Sa (courte) nuit de sommeil n'a pas changé l'opinion de Stéphan Larouche sur la performance exceptionnelle de son protégé Lucian Bute, vendredi soir au Centre Bell. Sa victoire par knock-out technique sur Fulgencio Zuniga, au quatrième round, occupera une place de choix dans le palmarès du champion IBF des super moyens.

«Lucian a livré une des belles performances de sa carrière, dit Larouche. Il a maîtrisé tous les aspects du combat. On espérait qu'il soit trop rapide pour Zuniga; c'est ce qui s'est passé. Ça faisait longtemps qu'il n'avait pas terminé un combat aussi tôt, qu'il avait dominé autant. Il a pu faire plaisir à ses fans.»

Le ring du Centre Bell était à peine démonté que déjà, certains observateurs mettaient en doute la qualité de l'adversaire de Bute. Comme si les lacunes du Colombien diminuaient la valeur de la victoire (la destruction serait plus juste) du Québécois d'origine roumaine.

Une perception normale, estime l'entraîneur de Bute. «Malheureusement, quand un boxeur domine un combat, les gens ont l'impression que son adversaire n'était pas assez fort pour lui. La vérité, c'est que ce n'est pas Zuniga qui était trop faible, mais Lucian qui était trop fort. J'en ai déjà parlé, mais son sens inné des distances fait mal paraître ses rivaux. Les autres boxeurs ont l'air plus faibles, ils frappent dans le vide. Bute met leurs faiblesses en évidence. C'est un avantage difficile à contrer, surtout pour un adversaire qui a peu de vitesse, comme Zuniga.»

«Chose certaine, personne, incluant Kelly Pavlik, Daniel Santos ou Denis Inkin, n'a donné une raclée à Zuniga comme Lucian l'a fait.»

Stéphan Larouche a célébré modestement la victoire de son boxeur: un tour à la Cage aux Sports, un souper... Et Bute? «Je ne sais pas, il est allé manger avec sa gang de la Roumanie.»

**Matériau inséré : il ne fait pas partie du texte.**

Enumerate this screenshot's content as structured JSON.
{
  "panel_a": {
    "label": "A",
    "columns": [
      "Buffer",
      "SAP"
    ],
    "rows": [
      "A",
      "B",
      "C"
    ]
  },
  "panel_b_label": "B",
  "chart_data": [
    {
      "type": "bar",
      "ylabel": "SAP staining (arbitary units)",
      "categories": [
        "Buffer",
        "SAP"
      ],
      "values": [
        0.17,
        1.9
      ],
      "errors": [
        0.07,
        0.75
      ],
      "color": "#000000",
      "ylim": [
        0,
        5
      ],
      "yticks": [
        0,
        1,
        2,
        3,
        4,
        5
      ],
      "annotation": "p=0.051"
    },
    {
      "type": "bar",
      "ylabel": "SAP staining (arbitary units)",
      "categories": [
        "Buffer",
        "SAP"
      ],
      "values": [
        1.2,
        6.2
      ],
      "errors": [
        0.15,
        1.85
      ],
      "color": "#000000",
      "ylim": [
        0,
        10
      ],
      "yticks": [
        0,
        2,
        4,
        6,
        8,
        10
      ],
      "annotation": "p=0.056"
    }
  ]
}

Pour les prochaines semaines, Bute pourra manger ce qu'il souhaite, sans trop se soucier de faire grimper la balance au-delà des 168 livres. Il est en congé... possiblement jusqu'en juin. «Le prochain combat sera une défense optionnelle de sa ceinture ou un combat d'unification, explique Larouche. Notre date butoir pour une défense optionnelle est le 19 mai, mais nous allons faire une demande à l'IBF pour repousser cette date.» La défense obligatoire, possiblement contre Librado Andrade si ce dernier bat Vitali Tsypko le 4 avril au Centre Bell, sera présentée à l'automne.

Sitôt le combat terminé, le téléphone s'est mis à sonner chez Interbox. «Les gens de Showtime ont mis la main sur Jermain Taylor, qui était avant chez HBO. Ils aimeraient beaucoup le voir affronter Lucian. Seulement, il se bat contre Carl Froch le 25 avril. Il faudrait d'abord qu'il gagne, puis qu'on attende trois ou quatre mois... On perdrait le contrôle de notre calendrier, ce qu'on n'aime pas trop. Mais on va écouter toutes les offres.»

«L'important pour Lucian est de faire des statements. Pour grimper dans l'élite, tu dois te battre contre les meilleurs; pas seulement dans ta ville. Il n'y a pas d'autre chemin possible.»

Reste qu'une belle histoire d'amour est en train de s'écrire entre Bute et sa ville, sa province d'adoption. «Vendredi soir, on a vu que les gens ont acheté des billets pour voir Lucian. Ils achètent le boxeur, pas le combat et c'est beau à voir. Il y a très peu de boxeurs dans le monde qui ont cette chance: Oscar de la Hoya, Ricky Hatton... Même Miguel Cotto a vendu moins de billets que Lucian pour son combat au Madison Square Garden à New York en février! Zuniga est un boxeur peu connu et les spectateurs sont venus. Ça prouve à quel point Lucian est aimé du public.»

Et, ça ne nuit pas quand vient le temps de négocier pour attirer un combat au Québec, conclut Larouche.